そういった局面は、この旅のいたるところで、しばしばみられた。

 家を出るときはスーパーと海に行こう、と言ったではないか。と言いたい気持ちを抑え、グッと耐えて、気持ちを切り替えた。

 スーパー行きは楽しみだ。
イギリスに来てからずっとスーパーが見たかった。スーパーは、その国の文化や生活を知る場である。アメリカとの違いはあるか、どんな台所用品や食材があるのか、じっくり見ようと思った。P1020798.JPG スーパーマーケット

 しかしその胸算用と裏腹に、キティは用事を済ますとすぐに疲れ、家に帰ることになった。先に帰ってて、と言いたかったが、帰りの道順が分からない。

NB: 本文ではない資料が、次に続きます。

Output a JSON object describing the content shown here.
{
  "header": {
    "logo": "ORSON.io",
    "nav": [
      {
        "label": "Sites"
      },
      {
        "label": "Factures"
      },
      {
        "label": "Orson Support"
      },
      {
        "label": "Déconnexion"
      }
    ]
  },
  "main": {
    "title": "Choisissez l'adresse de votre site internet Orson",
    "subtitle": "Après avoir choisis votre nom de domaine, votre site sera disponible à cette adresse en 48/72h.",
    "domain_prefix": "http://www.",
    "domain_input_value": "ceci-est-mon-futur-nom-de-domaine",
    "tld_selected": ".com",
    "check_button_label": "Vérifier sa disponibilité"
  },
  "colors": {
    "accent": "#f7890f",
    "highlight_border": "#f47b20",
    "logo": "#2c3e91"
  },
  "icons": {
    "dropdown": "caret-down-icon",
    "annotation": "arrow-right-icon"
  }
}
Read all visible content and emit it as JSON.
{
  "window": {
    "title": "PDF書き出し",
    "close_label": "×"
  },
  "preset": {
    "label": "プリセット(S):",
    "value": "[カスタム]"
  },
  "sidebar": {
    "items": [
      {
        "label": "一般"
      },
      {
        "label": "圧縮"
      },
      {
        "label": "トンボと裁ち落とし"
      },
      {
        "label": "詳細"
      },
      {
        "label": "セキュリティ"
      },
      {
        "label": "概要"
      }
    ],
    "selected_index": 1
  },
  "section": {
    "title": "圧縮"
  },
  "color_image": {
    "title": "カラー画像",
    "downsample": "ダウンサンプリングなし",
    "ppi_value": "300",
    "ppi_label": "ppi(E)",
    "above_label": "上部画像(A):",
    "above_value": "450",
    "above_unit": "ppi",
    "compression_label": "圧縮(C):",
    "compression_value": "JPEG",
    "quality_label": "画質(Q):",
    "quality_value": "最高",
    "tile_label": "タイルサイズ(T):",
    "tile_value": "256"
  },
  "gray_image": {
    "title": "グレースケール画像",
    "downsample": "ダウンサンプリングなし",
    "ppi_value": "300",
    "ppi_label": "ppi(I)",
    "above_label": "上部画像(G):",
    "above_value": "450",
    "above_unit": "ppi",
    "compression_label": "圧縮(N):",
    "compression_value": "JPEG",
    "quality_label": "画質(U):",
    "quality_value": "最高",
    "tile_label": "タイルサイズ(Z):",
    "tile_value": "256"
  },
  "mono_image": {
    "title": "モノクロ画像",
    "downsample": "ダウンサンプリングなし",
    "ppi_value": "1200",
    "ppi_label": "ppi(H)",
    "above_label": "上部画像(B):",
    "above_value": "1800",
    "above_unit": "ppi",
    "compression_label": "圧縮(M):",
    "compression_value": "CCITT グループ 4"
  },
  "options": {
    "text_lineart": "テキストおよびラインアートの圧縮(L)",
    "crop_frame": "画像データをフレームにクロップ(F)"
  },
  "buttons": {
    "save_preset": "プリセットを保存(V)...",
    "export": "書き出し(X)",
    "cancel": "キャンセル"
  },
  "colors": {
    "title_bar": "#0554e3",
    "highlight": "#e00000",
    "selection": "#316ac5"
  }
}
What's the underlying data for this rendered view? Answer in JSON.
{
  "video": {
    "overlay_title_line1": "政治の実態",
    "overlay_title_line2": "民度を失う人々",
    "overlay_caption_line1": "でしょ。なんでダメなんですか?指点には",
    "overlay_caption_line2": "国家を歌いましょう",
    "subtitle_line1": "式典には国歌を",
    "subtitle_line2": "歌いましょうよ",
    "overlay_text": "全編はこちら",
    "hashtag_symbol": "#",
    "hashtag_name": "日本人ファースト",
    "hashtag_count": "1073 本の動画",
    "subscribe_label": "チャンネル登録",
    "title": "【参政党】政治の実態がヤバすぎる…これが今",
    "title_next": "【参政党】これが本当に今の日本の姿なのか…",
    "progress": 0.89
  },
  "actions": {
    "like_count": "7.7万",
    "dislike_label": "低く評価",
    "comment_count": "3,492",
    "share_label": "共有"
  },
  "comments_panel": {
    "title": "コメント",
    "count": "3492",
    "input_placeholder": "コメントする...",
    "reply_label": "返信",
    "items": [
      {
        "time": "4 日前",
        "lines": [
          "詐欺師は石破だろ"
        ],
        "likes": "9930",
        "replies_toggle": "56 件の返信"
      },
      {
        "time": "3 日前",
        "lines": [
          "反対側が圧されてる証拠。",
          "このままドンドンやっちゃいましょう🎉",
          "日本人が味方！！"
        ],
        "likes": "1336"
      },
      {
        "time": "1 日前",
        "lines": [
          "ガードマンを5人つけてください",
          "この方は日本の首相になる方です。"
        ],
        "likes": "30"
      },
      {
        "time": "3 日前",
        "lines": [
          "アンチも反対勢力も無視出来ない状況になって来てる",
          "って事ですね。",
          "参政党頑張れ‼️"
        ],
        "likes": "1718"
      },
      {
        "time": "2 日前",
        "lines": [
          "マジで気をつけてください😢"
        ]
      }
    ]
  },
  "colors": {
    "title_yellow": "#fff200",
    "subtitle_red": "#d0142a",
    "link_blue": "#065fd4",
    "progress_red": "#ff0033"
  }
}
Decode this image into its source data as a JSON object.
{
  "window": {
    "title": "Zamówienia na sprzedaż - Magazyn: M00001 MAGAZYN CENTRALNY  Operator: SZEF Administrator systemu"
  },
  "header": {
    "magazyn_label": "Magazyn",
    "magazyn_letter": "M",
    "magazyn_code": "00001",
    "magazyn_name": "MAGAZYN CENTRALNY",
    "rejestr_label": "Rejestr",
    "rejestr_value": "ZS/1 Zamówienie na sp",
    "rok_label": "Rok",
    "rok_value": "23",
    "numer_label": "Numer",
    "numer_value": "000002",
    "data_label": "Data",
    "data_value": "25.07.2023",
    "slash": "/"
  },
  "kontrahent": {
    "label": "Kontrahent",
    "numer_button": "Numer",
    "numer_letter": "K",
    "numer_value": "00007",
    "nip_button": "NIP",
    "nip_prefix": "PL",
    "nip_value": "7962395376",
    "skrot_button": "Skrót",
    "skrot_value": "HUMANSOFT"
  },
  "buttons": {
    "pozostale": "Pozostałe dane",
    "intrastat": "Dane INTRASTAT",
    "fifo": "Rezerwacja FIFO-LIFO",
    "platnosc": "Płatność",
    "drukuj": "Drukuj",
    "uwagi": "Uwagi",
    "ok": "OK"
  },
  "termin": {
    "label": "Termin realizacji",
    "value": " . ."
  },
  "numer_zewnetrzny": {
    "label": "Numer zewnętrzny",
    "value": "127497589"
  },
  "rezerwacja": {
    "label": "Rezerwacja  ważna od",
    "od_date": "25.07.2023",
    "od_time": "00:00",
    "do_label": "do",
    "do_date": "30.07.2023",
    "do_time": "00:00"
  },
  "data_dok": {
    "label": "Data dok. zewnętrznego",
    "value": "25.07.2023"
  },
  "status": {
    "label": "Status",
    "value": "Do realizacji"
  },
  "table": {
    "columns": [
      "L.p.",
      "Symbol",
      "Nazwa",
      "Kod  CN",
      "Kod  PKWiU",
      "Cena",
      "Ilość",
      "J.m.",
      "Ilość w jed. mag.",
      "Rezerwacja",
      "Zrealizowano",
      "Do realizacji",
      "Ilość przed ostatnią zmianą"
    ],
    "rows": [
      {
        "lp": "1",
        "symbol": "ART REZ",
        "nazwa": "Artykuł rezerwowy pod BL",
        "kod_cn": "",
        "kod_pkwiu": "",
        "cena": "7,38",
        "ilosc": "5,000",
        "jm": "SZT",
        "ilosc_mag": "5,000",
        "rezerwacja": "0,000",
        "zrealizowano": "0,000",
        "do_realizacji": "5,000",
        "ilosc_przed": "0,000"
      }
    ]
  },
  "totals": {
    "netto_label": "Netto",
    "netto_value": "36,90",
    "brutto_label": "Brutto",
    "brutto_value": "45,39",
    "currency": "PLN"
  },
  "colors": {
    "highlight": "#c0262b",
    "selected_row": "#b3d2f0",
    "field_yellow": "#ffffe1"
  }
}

 しょうがない、一旦帰って、またここに一人で戻ってこよう!

 と、心の中で固く誓うと、てくてくと家に帰り、玄関を開けて荷物を置くなり、
 決心が鈍らないように、自分の意志をすぐさま伝えた。

 「ちょっと1時間ぐらい、散歩してくるね! サンドイッチは海辺で食べるよ!」

 
 ・・・今来た道を戻ってきます、とは言えなかった。まずスーパーへ行き、そしてビーチをみたい。私はもうすぐ日本に帰る。そろそろ外に出て、見たいものを見てもいいんじゃないかな、と考えた。

 
  「夕方になったらビーチへいくのに」と怪訝な顔を彼女は見せたが、
兎もかく、外へ出させてもらった。
 
(※ここでひとつ、なぜ私が外へ自由に出入りしないかと疑問を抱いている方へ
補足する。その理由は、キティが部屋の出入りの度に厳重に施錠するため外出しづらかったということがある。この時も彼女は鍵を開けるのに非協力的で、私はこの家を出るのに5分ぐらい鍵と格闘する時間を要した)

 話を戻す。

 玄関先を出た瞬間、ふと思い出した。そうだ、地図がまったくわからない。私は先ず鞄からペンと紙を取り出した。この家からの道順を記録して出かけなければ道に迷う。
そして、それを終えたとき、残り時間は45分になった。

 ヒマな時間は山ほどあるのにどうして観光時間はいつもこんなに少ないんだ、

と嘆きそうになったが、落ち込んでる暇はない。決めなくては。

 スーパーとビーチの両方が無理なら、どちらを選ぼう?
 物質的な満足より、やはり、精神的な満たしだろう。

 よし、海に行こう!

 ところが、一度もそこへ行ったことはない。
 あっちの方角だ、ということだけは聞いている。
 徒歩20分は確かなのか、確認しなくては・・・

 と思った瞬間、前方に一人の中年女性が現れた。

 「すみません、ここから海まで歩いて何分ですか?」

 すると、思いがけないことに、

 「今から車を出すところだったから、送ってあげるわ」

 と言われた。

 私は、飛びあがらんばかりに 喜んで、飛び乗った。